Currently there are at least seven translations of the Bible in this relatively ‘young’ language. Of these, three are published by the Bible Society of South Africa (=BSA) and four by a private publisher. Another one, a ‘direct’ translation, has just been completed by the BSA. The dynamics of Bible translations differ from that of secular literary works, and may differ from country to country. Nevertheless, even though the past history of the translation of the Bible in Afrikaans testifies against the Retranslation Hypothesis, this project is more source-text and -culture orientated than any of the other active retranslations of the Bible in Afrikaans.

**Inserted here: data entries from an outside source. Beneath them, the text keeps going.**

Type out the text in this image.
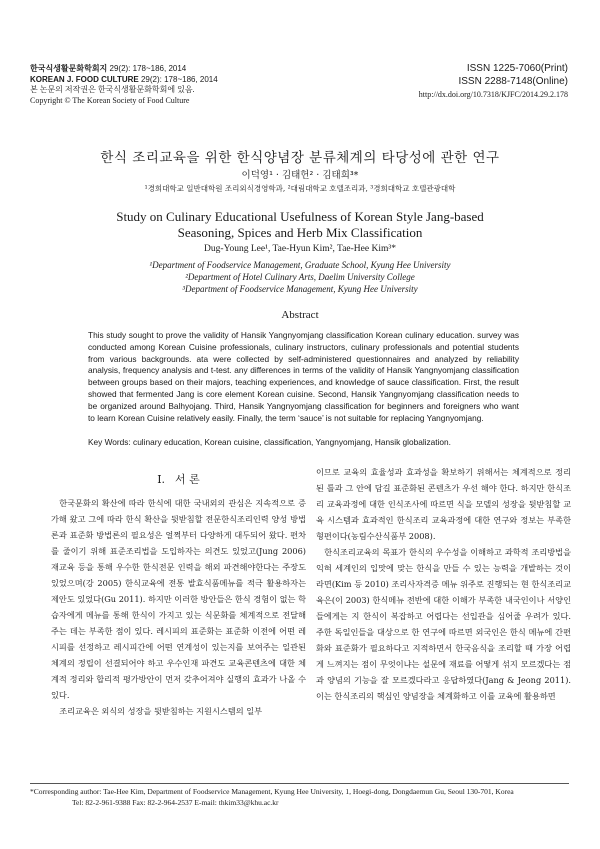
한국식생활문화학회지 29(2): 178~186, 2014
KOREAN J. FOOD CULTURE 29(2): 178~186, 2014
본 논문의 저작권은 한국식생활문화학회에 있음.
Copyright © The Korean Society of Food Culture
ISSN 1225-7060(Print)
ISSN 2288-7148(Online)
http://dx.doi.org/10.7318/KJFC/2014.29.2.178
한식 조리교육을 위한 한식양념장 분류체계의 타당성에 관한 연구
이덕영¹ · 김태헌² · 김태희³*
¹경희대학교 일반대학원 조리외식경영학과, ²대림대학교 호텔조리과, ³경희대학교 호텔관광대학
Study on Culinary Educational Usefulness of Korean Style Jang-based
Seasoning, Spices and Herb Mix Classification
Dug-Young Lee¹, Tae-Hyun Kim², Tae-Hee Kim³*
¹Department of Foodservice Management, Graduate School, Kyung Hee University
²Department of Hotel Culinary Arts, Daelim University College
³Department of Foodservice Management, Kyung Hee University
Abstract
This study sought to prove the validity of Hansik Yangnyomjang classification Korean culinary education. survey was conducted among Korean Cuisine professionals, culinary instructors, culinary professionals and potential students from various backgrounds. ata were collected by self-administered questionnaires and analyzed by reliability analysis, frequency analysis and t-test. any differences in terms of the validity of Hansik Yangnyomjang classification between groups based on their majors, teaching experiences, and knowledge of sauce classification. First, the result showed that fermented Jang is core element Korean cuisine. Second, Hansik Yangnyomjang classification needs to be organized around Balhyojang. Third, Hansik Yangnyomjang classification for beginners and foreigners who want to learn Korean Cuisine relatively easily. Finally, the term ‘sauce’ is not suitable for replacing Yangnyomjang.
Key Words: culinary education, Korean cuisine, classification, Yangnyomjang, Hansik globalization.
I. 서 론

한국문화의 확산에 따라 한식에 대한 국내외의 관심은 지속적으로 증가해 왔고 그에 따라 한식 확산을 뒷받침할 전문한식조리인력 양성 방법론과 표준화 방법론의 필요성은 얼쩍부터 다양하게 대두되어 왔다. 편차를 줄이기 위해 표준조리법을 도입하자는 의견도 있었고(Jung 2006) 재교육 등을 통해 우수한 한식전문 인력을 해외 파견해야한다는 주장도 있었으며(강 2005) 한식교육에 전통 발효식품메뉴를 적극 활용하자는 제안도 있었다(Gu 2011). 하지만 이러한 방안들은 한식 경험이 없는 학습자에게 메뉴를 통해 한식이 가지고 있는 식문화를 체계적으로 전달해 주는 데는 부족한 점이 있다. 레시피의 표준화는 표준화 이전에 어떤 레시피를 선정하고 레시피간에 어떤 연계성이 있는지를 보여주는 일관된 체계의 정립이 선결되어야 하고 우수인재 파견도 교육콘텐츠에 대한 체계적 정리와 합리적 평가방안이 먼저 갖추어져야 실행의 효과가 나올 수 있다.

조리교육은 외식의 성장을 뒷받침하는 지원시스템의 일부

이므로 교육의 효율성과 효과성을 확보하기 위해서는 체계적으로 정리된 틀과 그 안에 담길 표준화된 콘텐츠가 우선 해야 한다. 하지만 한식조리 교육과정에 대한 인식조사에 따르면 식을 모델의 성장을 뒷받침할 교육 시스템과 효과적인 한식조리 교육과정에 대한 연구와 정보는 부족한 형편이다(농림수산식품부 2008).

한식조리교육의 목표가 한식의 우수성을 이해하고 과학적 조리방법을 익혀 세계인의 입맛에 맞는 한식을 만들 수 있는 능력을 개발하는 것이라면(Kim 등 2010) 조리사자격증 메뉴 위주로 진행되는 현 한식조리교육은(이 2003) 한식메뉴 전반에 대한 이해가 부족한 내국인이나 서양인들에게는 지 한식이 복잡하고 어렵다는 선입관을 심어줄 우려가 있다. 주한 독일인들을 대상으로 한 연구에 따르면 외국인은 한식 메뉴에 간편화와 표준화가 필요하다고 지적하면서 한국음식을 조리할 때 가장 어렵게 느껴지는 점이 무엇이냐는 설문에 재료를 어떻게 섞지 모르겠다는 점과 양념의 기능을 잘 모르겠다라고 응답하였다(Jang & Jeong 2011). 이는 한식조리의 핵심인 양념장을 체계화하고 이를 교육에 활용하면

*Corresponding author: Tae-Hee Kim, Department of Foodservice Management, Kyung Hee University, 1, Hoegi-dong, Dongdaemun Gu, Seoul 130-701, Korea
Tel: 82-2-961-9388 Fax: 82-2-964-2537 E-mail: thkim33@khu.ac.kr
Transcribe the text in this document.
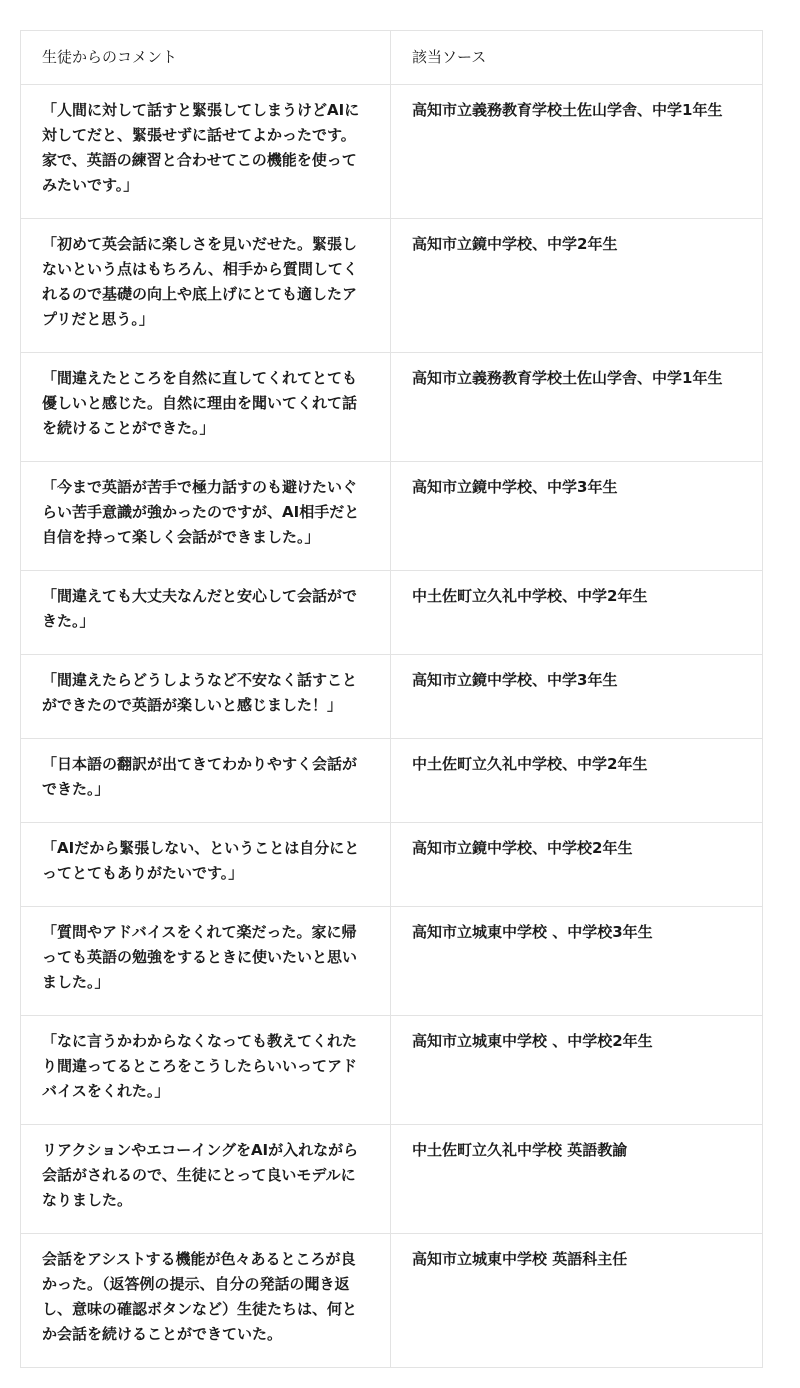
生徒からのコメント	該当ソース
「人間に対して話すと緊張してしまうけどAIに対してだと、緊張せずに話せてよかったです。家で、英語の練習と合わせてこの機能を使ってみたいです。」	高知市立義務教育学校土佐山学舎、中学1年生
「初めて英会話に楽しさを見いだせた。緊張しないという点はもちろん、相手から質問してくれるので基礎の向上や底上げにとても適したアプリだと思う。」	高知市立鏡中学校、中学2年生
「間違えたところを自然に直してくれてとても優しいと感じた。自然に理由を聞いてくれて話を続けることができた。」	高知市立義務教育学校土佐山学舎、中学1年生
「今まで英語が苦手で極力話すのも避けたいぐらい苦手意識が強かったのですが、AI相手だと自信を持って楽しく会話ができました。」	高知市立鏡中学校、中学3年生
「間違えても大丈夫なんだと安心して会話ができた。」	中土佐町立久礼中学校、中学2年生
「間違えたらどうしようなど不安なく話すことができたので英語が楽しいと感じました！」	高知市立鏡中学校、中学3年生
「日本語の翻訳が出てきてわかりやすく会話ができた。」	中土佐町立久礼中学校、中学2年生
「AIだから緊張しない、ということは自分にとってとてもありがたいです。」	高知市立鏡中学校、中学校2年生
「質問やアドバイスをくれて楽だった。家に帰っても英語の勉強をするときに使いたいと思いました。」	高知市立城東中学校 、中学校3年生
「なに言うかわからなくなっても教えてくれたり間違ってるところをこうしたらいいってアドバイスをくれた。」	高知市立城東中学校 、中学校2年生
リアクションやエコーイングをAIが入れながら会話がされるので、生徒にとって良いモデルになりました。	中土佐町立久礼中学校 英語教諭
会話をアシストする機能が色々あるところが良かった。（返答例の提示、自分の発話の聞き返し、意味の確認ボタンなど）生徒たちは、何とか会話を続けることができていた。	高知市立城東中学校 英語科主任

When conservative churches asked the BSA in the 1990’s for a revision of the 1933/53 word for word translation – because they had issues with the dynamic equivalent 1983 version – a new translation model had to be negotiated. Going back to any type of formal equivalent version could not be justified. A model based on the views of Christiana Nord and Ernst-August Gutt was formulated, and after negotiations with the churches accepted and labelled as a ‘direct translation’. A direct translation is not a word for word translation, but one that tries to accomplish the impossible, viz. translating the source text as if the authors are quoted ‘directly’. The aim of this presentation is to discuss 1) some of the implications of such an impossible ideal for the translation of an ancient religious text, and 2) how these challenges were addressed in this project. In this regard, I focus on how insights from cognitive linguistics into the culturally and situationally embeddedness of meaning, as well as current insights into the polysemy of both lexical and grammatical expressions, have been ‘operationalized’ in the project – a project that could be described as ‘a negotiation between two construals of meaning.’
About the speaker
Christaan Hendrik Jacobus van der Merwe is professor in the Department of Ancient Studies and director of the Centre for Bible Interpretation and Translation in Africa at Stellenbosch University. He is also the editor of the Journal of Northwest Semitic Languages. Since 2017 he is a research affiliate of the Department of Asian and Middle Eastern Studies of the University of Cambridge. The focus of his research is the semantics and pragmatics of Biblical Hebrew and the challenges of Bible translation. Since 2000 he focuses on the value of insights of Cognitive Linguistics for the description (and translation) of Biblical Hebrew. He published 56 articles in accredited journals and 16 chapters in books. He has supervised 17 master- and 24 PhD degrees. He was editor of the Lexham Hebrew-English Interlinear Bible and co-authored A Biblical Hebrew Reference Grammar (Sheffield Press: Sheffield 1999). A thoroughly revised and expanded second edition of this grammar appeared in 2017 (Continuum: London). He served as Hebrew language expert of the Afrikaans Bible for the Deaf (1998-2005). From 2005 to 2020 he was part the editorial committee of the new translation of the Bible in Afrikaans.